Esta simples tentativa de síntese do que seja o trabalho que a partir do dia 5 de maio estará disponível nas redes sociais, com renda que reverterá para a Casa do Artista Riograndense, é suficiente para dizer da importância e da oportunidade deste trabalho. Já o havia assistido quando da estreia de março de 2020, saindo impactado do espetáculo que ocorreu em ambiente reduzido e asfixiante da Galeria La Photo, no bairro Bom Fim. A versão trazida agora às redes sociais, com direção de filmagem de Guilherme Carravetta de Carli e fotografia de Boca Migotto torna o trabalho ainda mais impactante, sobretudo porque utiliza fragmentos de filmes documentários e câmera em plano americano (da cintura para cima) ou primeiro plano, aproximando o rosto do personagem.
Liane Venturella e Nelson Diniz vivem os dois personagens principais, enquanto Fabiana severo e Sandra Possani interpretam a militar.

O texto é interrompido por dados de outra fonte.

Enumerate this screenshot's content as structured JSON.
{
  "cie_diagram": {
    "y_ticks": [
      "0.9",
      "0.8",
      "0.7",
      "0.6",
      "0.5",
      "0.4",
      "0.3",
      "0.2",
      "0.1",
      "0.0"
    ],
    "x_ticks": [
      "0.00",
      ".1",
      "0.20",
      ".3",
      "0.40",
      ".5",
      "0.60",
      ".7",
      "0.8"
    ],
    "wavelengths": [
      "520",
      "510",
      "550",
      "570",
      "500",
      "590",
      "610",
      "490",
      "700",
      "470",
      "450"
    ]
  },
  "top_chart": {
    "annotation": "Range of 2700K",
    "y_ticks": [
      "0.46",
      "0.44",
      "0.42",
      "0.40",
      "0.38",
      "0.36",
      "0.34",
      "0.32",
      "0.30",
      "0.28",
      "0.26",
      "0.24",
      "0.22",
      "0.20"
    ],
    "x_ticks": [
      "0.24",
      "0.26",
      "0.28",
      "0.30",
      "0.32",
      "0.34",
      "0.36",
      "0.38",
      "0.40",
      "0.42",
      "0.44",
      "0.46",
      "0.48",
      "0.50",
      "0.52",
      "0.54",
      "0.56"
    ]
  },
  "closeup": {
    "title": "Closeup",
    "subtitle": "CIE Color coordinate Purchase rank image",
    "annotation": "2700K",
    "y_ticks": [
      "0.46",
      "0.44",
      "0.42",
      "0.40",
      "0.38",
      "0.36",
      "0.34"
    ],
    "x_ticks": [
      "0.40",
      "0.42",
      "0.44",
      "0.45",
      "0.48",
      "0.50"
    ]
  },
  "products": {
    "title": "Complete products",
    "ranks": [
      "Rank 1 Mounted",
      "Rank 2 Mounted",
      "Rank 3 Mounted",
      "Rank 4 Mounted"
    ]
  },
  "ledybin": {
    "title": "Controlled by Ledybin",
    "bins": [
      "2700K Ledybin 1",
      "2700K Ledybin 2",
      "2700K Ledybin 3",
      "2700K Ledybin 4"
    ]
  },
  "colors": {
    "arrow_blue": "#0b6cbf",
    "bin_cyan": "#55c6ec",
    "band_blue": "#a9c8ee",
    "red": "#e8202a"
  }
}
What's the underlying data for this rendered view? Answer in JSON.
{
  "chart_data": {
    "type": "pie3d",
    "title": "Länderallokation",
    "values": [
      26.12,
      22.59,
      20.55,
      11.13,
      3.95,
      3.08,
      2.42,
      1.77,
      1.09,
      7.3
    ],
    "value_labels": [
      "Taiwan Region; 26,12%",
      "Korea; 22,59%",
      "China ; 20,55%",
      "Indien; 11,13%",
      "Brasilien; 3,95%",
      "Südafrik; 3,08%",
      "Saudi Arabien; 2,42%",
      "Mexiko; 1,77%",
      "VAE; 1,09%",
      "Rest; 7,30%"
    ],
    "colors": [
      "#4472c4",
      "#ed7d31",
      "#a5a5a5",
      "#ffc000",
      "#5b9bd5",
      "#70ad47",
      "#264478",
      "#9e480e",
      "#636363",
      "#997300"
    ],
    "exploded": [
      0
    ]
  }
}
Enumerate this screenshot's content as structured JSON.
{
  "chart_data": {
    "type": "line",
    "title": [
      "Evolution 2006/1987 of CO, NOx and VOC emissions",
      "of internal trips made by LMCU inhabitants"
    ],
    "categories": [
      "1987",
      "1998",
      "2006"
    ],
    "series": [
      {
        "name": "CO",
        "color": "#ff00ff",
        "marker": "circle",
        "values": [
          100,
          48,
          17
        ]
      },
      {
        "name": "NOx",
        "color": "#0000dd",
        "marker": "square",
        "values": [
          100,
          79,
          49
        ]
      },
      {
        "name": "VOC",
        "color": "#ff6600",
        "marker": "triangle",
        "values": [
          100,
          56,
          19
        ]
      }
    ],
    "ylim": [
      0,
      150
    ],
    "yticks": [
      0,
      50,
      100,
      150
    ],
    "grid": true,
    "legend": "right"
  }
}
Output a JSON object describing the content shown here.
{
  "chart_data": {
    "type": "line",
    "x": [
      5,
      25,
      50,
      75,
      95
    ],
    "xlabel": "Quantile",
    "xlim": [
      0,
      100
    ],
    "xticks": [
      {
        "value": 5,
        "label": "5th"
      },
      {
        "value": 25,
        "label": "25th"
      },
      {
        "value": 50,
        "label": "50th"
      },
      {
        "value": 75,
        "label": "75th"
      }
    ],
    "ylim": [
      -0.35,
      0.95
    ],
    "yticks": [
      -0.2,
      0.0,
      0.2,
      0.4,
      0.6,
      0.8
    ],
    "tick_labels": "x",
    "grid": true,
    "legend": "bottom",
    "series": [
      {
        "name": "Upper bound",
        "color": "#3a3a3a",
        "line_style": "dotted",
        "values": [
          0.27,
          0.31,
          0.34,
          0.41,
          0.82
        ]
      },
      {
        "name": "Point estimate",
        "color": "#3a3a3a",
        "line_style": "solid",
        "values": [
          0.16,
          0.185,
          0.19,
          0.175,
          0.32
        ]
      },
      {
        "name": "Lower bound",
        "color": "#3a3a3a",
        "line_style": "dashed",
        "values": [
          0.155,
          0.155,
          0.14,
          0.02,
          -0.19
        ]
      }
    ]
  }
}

Os contrastes ajudam a criar o contraste buscado pelos três textos: os filmes documentários sobre a militar; o ambiente que se desvanece em meio a véus da morte do cientista; e o depoimento, direto, olho no olho, da mulher a-torturada e assassinada.
Esta coluna, propositadamente, antecipa a temporada digital, entre 5 e 16 de maio, entendendo que conhecer este texto e refletir sobre o que ele discute é fundamental para enfrentarmos um crescente comportamento de inconsciência que vem caracterizando nosso tempo, marcado por um ampliado egoísmo e tendência ao descarte de quaisquer acontecimentos que possam nos incomodar ou tirar de nosso conforto, como reflete o cientista prestes a morrer.
Liane Venturella é ainda mais impactante nesta versão em vídeo do que na montagem teatral original. Nelson Diniz ganha densidade. O documentário de abertura parece ser filme de terror. Mas o espetáculo se torna obrigatório. Até porque, guardadas as proporções, é sempre bom não esquecer que algumas dessas coisas aconteceram, acontecem ou podem acontecer em nosso dia a dia, bem aqui, ao nosso lado. E nem estamos em guerra... ou estamos?